Wednesday, March 10, 2010

Getting a Handle on the Boomers

When I turned 50 and started getting retirement center postcards, I knew someone was out of touch.

Look at this from MarketingCharts.com:

Boomers Present Marketing Challenges, Opportunities

Marketers seeking to promote products and services to the “Baby Boom” generation would do well to remember that Boomers are still vital and evolving even as they approach retirement age, according to Dr. Bob Deutsch of marketing firm Brain Sells.

Three Basic Life Structures of Boomers
Deutsch recently released a list of suggestions for how to best target the Boomer marketplace. The Baby Boom generation is classified as people born between 1946 and 1964, meaning the oldest Baby Boomers turn 65 this year. Deutsch says understanding the following three basic life structures is critical to capturing the Boomer market:

Identity – Optimism and Adaptation to Power Diminished
The developmental history of Boomers casts them as characters that possess a self-expansive nature primarily devoid of cynicism. For the most part, the Baby Boom generation embodies a vitality that makes them survivors, even if they can’t always be thrivers.

Territoriality – Space Contracts and is Re-Articulated
As Boomers age, home range will become more important, and getting settled in new spaces, such as a smaller, closer-to-town abode or a move to a warmer climate, will require adaptation to new interpersonal and larger social arrangements.

How they will develop new networks, digital and face-to-face, will provide new opportunities for marketers.
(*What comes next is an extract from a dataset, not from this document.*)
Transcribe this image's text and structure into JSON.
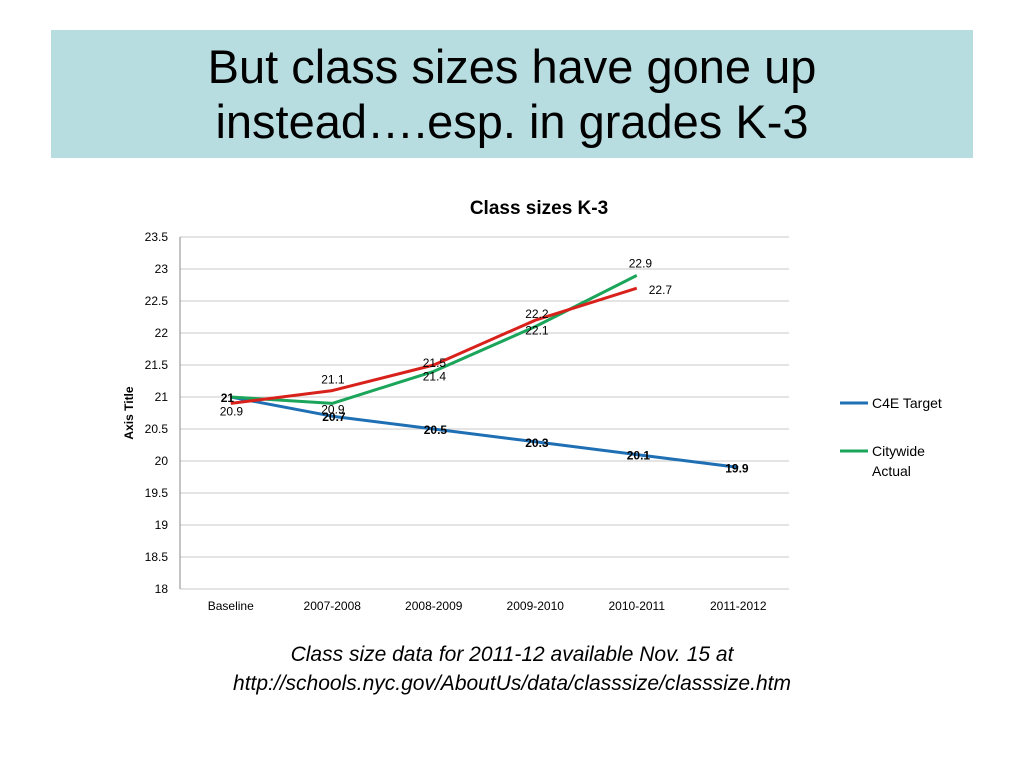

The same is true for how Boomers will develop requirements for new types of mundane services, particularly in the domains of finance, healthcare, and personal care.

Time – Perceptions of Past, Present and Future
A people age their nostalgic yearnings grow, making them more receptive to advertisers and marketers use of what researchers call a “longing for positive memories of the past.” Moreover, nostalgia can make Boomers feel that not so much time has passed between then and now, making them feel young again. Nostalgia should be considered as one marketing aesthetic to attract Boomers because it telescopes time and brings it more under each individual’s own emotional orchestration.

Points to Remember When Marketing to Boomers

  • Boomers are at a time in life when they really don’t want to compromise their authenticity.
  • For Boomers, process is at least as important as the end result. They want “the ride.”
  • Boomers like to inspire others. Help them feel helpful.
  • Boomers have been around long enough to know there are few absolutes, little is black or white.
  • Accentuate personal style over rote action or blind ritual.
  • Boomers are oriented to the human dimension, that’s the only real thing. They can see the humor in most situations.
  • What Boomers really dislike is felling put upon by arbitrary power, feeling trapped, conned, boxed-in, and being thought of as one of the masses.
  • Boomers are both creative and conservative (”A beautiful garden is wild and tended”).
  • Boomers go for what gives voice to things they are thinking and feeling, but haven’t fully worked out yet.
  • Boomers respond to what stands out by its presence, not its loudness; and what shows them it really listens and, therefore, understands.

Boomer Preferences Reflect Broader Cultural Trends
Several Boomer preferences Deutsch refers to are also emblematic of the desires of the general population, according to consumer insights firm trendwatching.com.

In its recent list of Top 10 Consumer Trends for 2010, trendwatching.com identified several trends that closely match with Boomer trends. These include a need for companies to be transparent and honest about their efforts to conduct environmentally sustainable business practices and genuinely collaborate with their customers rather than try to dictate to them. In addition, consumers are increasingly using social networks as part of everyday life and respond well to products and services which have a charitable component.